From 842e4af70578fef0b4d9bf2b71ac120c98b6399a Mon Sep 17 00:00:00 2001
From: Daniel Garcia Brito <daniel.garcia.brito@mrmilu.com>
Date: Fri, 26 Dec 2025 10:44:41 +0000
Subject: [PATCH 1/3] chore: update actions version

---
 .github/workflows/cicd.yml | 4 ++--
 1 file changed, 2 insertions(+), 2 deletions(-)

diff --git a/.github/workflows/cicd.yml b/.github/workflows/cicd.yml
index f525092..a3569c0 100644
--- a/.github/workflows/cicd.yml
+++ b/.github/workflows/cicd.yml
@@ -20,7 +20,7 @@ jobs:
 
     steps:
       - name: Checkout code
-        uses: actions/checkout@v3
+        uses: actions/checkout@v4
 
       - name: Set up Docker Buildx
         uses: docker/setup-buildx-action@v3
@@ -74,4 +74,4 @@ jobs:
           cd $PROJECT_PATH
           set -euxo pipefail
           git pull
-          ansible-playbook -i inventory/${{ github.ref_name == 'master' && 'production' || 'staging'}} site.yml --tags deploy --extra-vars "services_to_start=['front'] docker_compose_project_github_token=${{ secrets.GITHUB_TOKEN }} docker_compose_project_github_actor=${{ github.actor }}"
\ No newline at end of file
+          ansible-playbook -i inventory/${{ github.ref_name == 'master' && 'production' || 'staging'}} site.yml --tags deploy --extra-vars "services_to_start=['front'] docker_compose_project_github_token=${{ secrets.GITHUB_TOKEN }} docker_compose_project_github_actor=${{ github.actor }}"

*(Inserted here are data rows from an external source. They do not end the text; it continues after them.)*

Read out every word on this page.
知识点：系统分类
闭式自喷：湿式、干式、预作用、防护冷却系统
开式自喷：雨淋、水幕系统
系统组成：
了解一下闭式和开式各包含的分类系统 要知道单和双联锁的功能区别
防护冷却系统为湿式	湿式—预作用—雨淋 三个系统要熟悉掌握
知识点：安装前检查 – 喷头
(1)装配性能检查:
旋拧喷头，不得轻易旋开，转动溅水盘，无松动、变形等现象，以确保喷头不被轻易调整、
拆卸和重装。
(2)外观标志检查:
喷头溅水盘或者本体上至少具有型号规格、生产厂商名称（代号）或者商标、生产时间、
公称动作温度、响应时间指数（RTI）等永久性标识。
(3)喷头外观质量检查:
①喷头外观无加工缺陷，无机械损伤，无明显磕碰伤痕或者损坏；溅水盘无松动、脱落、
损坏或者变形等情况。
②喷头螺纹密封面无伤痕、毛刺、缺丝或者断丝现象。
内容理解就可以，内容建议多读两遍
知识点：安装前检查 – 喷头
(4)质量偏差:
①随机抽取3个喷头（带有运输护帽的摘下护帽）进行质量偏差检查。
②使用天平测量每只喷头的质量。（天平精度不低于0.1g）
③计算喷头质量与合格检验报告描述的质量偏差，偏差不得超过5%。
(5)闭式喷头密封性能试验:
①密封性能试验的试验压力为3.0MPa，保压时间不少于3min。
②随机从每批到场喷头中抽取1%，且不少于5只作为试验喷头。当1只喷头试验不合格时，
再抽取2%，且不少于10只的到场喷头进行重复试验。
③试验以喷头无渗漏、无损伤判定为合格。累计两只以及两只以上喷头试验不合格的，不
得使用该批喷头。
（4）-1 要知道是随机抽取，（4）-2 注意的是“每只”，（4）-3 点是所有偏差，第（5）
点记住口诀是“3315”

From baba11697e16893a6fb90c52d0b94a349721b88d Mon Sep 17 00:00:00 2001
From: Daniel Garcia Brito <daniel.garcia.brito@mrmilu.com>
Date: Wed, 31 Dec 2025 11:31:55 +0000
Subject: [PATCH 2/3] chore: add audit for dependencies and improve dockerfile

---
 .github/workflows/cicd.yml | 16 ++++++++
 Dockerfile                 | 78 +++++++++++++++++++++++++++++++++-----
 2 files changed, 85 insertions(+), 9 deletions(-)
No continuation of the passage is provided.